Les niveaux 6 à 9 concernent respectivement aux écoles Hossō, Sanron, Tendai et Kegon. Dans la perspective du Mikkyō, ils correspondent également au Sanmai (Samadhi) des Boddhisattvas Miroku, Monju, Kanzeon et Fugen.

  1. Ishōteiyō Jūshin : l’expression Isei Teiyō apparaît dans le Dainichi-kyō. Dans le bouddhisme, le mot Ishō désigne les êtres ordinaires. Il a le sens de « Êtres égarés ». Teiyō signifie « homme bélier » (ou homme mouton). Selon cette approche, l’homme dominé par l’esprit de bélier vit tel un animal, sous l’emprise de ses désirs, accumulant les tracas. Il n’a ni conscience religieuse ni conscience morale.
  1. Gudōjisai Jūshin : Gudō est un terme qui se réfère à une personne semblable à un enfant, un individu sans sagesse.

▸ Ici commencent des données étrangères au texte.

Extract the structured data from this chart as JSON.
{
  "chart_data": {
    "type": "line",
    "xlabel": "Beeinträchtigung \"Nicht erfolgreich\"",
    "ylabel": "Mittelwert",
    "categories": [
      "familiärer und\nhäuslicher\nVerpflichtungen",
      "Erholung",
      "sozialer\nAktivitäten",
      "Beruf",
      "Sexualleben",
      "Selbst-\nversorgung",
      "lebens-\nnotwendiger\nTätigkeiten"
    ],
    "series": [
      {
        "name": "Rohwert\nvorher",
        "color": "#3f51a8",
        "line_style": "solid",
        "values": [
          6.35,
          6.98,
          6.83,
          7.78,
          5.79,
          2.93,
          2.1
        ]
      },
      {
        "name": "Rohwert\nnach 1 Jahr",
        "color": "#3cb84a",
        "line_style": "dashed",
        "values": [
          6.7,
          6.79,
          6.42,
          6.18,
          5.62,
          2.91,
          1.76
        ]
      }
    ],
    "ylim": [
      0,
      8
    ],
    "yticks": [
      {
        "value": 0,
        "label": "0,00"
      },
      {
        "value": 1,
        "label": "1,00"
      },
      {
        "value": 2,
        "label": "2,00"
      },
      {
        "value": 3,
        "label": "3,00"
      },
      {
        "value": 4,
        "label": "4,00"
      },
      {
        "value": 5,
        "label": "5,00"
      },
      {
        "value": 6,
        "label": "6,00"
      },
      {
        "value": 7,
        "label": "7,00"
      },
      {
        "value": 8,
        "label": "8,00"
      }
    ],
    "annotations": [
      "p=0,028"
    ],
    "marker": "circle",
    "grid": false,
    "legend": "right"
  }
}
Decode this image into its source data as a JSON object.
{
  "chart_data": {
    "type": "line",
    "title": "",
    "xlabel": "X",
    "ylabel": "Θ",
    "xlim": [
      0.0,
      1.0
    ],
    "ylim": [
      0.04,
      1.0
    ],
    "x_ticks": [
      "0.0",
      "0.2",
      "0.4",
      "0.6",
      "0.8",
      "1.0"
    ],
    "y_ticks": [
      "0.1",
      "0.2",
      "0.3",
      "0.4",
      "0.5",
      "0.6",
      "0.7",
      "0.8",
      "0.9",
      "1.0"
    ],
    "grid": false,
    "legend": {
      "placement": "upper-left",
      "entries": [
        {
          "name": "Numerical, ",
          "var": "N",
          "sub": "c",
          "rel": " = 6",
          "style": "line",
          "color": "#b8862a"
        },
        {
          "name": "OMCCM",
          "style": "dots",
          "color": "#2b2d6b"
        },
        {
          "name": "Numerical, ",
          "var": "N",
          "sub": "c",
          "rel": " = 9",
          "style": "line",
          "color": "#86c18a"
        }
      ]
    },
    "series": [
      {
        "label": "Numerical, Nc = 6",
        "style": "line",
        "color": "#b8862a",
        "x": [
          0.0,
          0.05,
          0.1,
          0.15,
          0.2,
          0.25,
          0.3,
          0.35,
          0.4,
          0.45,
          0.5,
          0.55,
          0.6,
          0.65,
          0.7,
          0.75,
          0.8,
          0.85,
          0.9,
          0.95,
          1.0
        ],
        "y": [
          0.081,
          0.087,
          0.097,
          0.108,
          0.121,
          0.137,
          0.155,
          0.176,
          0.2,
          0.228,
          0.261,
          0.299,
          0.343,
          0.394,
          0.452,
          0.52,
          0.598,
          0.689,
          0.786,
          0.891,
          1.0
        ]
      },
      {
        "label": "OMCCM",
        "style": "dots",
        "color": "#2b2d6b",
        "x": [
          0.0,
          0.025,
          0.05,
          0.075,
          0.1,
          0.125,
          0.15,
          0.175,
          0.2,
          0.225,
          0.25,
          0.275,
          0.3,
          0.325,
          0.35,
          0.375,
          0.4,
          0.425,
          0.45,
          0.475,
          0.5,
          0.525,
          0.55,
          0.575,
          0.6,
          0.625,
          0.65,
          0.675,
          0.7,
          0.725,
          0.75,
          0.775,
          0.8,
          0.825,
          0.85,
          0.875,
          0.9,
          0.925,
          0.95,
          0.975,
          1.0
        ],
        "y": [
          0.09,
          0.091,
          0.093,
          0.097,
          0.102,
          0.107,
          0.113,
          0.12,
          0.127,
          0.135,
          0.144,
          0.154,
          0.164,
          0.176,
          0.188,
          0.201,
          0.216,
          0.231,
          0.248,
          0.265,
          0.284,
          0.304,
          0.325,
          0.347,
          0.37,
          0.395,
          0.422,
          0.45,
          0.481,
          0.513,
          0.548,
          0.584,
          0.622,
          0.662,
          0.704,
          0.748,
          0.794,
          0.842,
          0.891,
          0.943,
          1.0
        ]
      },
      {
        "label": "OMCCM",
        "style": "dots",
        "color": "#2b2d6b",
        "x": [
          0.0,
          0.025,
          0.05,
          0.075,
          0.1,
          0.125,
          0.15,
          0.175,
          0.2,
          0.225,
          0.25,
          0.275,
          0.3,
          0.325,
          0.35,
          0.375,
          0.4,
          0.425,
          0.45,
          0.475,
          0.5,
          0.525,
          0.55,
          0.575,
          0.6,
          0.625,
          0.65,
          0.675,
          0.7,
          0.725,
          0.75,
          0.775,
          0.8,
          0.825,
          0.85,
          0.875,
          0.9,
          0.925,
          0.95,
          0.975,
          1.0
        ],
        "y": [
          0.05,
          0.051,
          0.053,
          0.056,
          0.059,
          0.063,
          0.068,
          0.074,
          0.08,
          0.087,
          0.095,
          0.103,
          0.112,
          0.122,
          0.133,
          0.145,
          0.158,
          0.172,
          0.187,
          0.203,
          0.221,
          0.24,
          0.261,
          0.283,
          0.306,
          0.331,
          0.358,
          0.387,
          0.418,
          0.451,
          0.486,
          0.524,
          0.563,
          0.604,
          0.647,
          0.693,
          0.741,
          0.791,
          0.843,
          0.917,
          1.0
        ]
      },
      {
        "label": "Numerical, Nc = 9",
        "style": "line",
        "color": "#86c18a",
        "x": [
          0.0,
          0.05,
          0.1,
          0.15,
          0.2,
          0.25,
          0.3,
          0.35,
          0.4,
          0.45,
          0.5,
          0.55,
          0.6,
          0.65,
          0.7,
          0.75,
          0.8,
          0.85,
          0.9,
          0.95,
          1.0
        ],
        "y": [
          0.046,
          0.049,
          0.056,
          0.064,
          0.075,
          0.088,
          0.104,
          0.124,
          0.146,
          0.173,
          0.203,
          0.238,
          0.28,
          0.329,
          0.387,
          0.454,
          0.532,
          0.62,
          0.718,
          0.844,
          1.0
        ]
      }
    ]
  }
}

Jisai est un terme bouddhique qui a pour arrière-plan la pratique chez les dévots indiens de la diète six jours par mois en guise d’offrande aux démunis. Jisai a donc le sens d’aumône, de charité. Kūkai veut ici désigner l’individu qui s’est moralement éveillé, qui manifeste de la piété. En termes bouddhiques, cette personne respecte les préceptes de bien. On insiste ici sur le fait que nul n’est condamné à y résider dans l’esprit du niveau 1, l’esprit de bélier dominé par les désirs. Chacun peut parvenir au niveau 2.
  1. Yōdōmui Jūshin: le nouveau-né ou l’enfant de moins de trois ans, c’est Yōdō. Mui est l’étant sans crainte, la paix, la tranquillité. Dans les religions diverses de l’Inde, les gens s’appliquent à la pratique et, portés par la croyance, parviennent à la paix, un peu comme le fait un petit enfant pour se rassurer en étant bercé par sa mère.
  1. Yuiunmu Jūshin: dans la perspective du bouddhisme, l’homme est un agrégat formé de facteurs (Skandhas) : matière, sensations, perception, formations mentales, conscience. Ici est contestée l’idée d’un soi fixe. C’est pourquoi on affirme que l’homme est Muga, sans soi. A ce stade qui correspond dans l’histoire du bouddhisme au bouddhisme primitif dit du « petit véhicule », c’est-à-dire le véhicule des auditeurs (Srāvaka). Ici, le pratiquant réalise l’absence du soi. Ce qu’on entend par « auditeurs », c’est le fait d’écouter les enseignements du Bouddha historique et à travers la pratique, de s’attaquer sans faille aux passions. Ici, nul espoir de parvenir à l’état de Bouddha. L’objectif est de s’en approcher à travers le niveau qui le précède, celui de Arhat.
  1. Batsugōinju Jūshin: c’est le seuil des êtres éveillés par eux-mêmes (Pratyeka-Bouddha). Dans cet état, le pratiquant observe la coproduction conditionnée. Les germes de l’ignorance et du Karma (les causes) sont extraits, la souffrance diminue et l’on obtient la preuve de la paix dans le Nirvāna.
  1. Taendaijō Jūshin: ce stade est celui de la compassion équanime, celui où l’on se consacre à la pratique du bien-être de tous. C’est là un point de convergence avec le bouddhisme dit du « grand véhicule » ou bouddhisme tardif. Ce stade correspond à la pensée de l’école Hossō (la pure conscience), celle des personnes qui se tournent vers Satori.
  1. Kakushinfushō Jūshin: ici est affirmée la nature incréée et indestructible de l’esprit. Y sont enseignés des concepts tels que « la forme est vide, le vide est forme ». Ce niveau correspond aux personnes qui pratiquent au sein de l’école Sanron (école des trois traités).
  1. Idōmui Jūshin: c’est le stade où l’on réalise que l’esprit est pur par nature, que tous les êtres sont dotés de la nature de Bouddha. Il correspond aux personnes qui pratiquent au sein de l’école Tendai (école du Mont Tiantai ou estrade céleste).
  1. Gokumujishō Jūshin: à ce stade, le pratiquant parvient à l’état ultime du bouddhisme exotérique. Il réalise que tous les dharmas (les phénomènes) sont sans nature propre. Ce niveau concerne les personnes engagées dans la pratique de l’école Kegon (école de la guirlande de fleurs).
  1. Himitsushōgon Jūshin: c’est le stade où à travers la pratique des Trois Secrets du corps, de la parole et de l’esprit, le pratiquant parvient l’esprit d’ultime majesté, la preuve en soi-même du Bouddha (Satori). En d’autres termes, c’est l’état où ayant pris conscience en profondeur de son propre esprit, on s’éveille du monde chimérique et connaît la vérité. C’est par l’étude et la pratique du Mikkyō que l’on parvient à cette réalisation.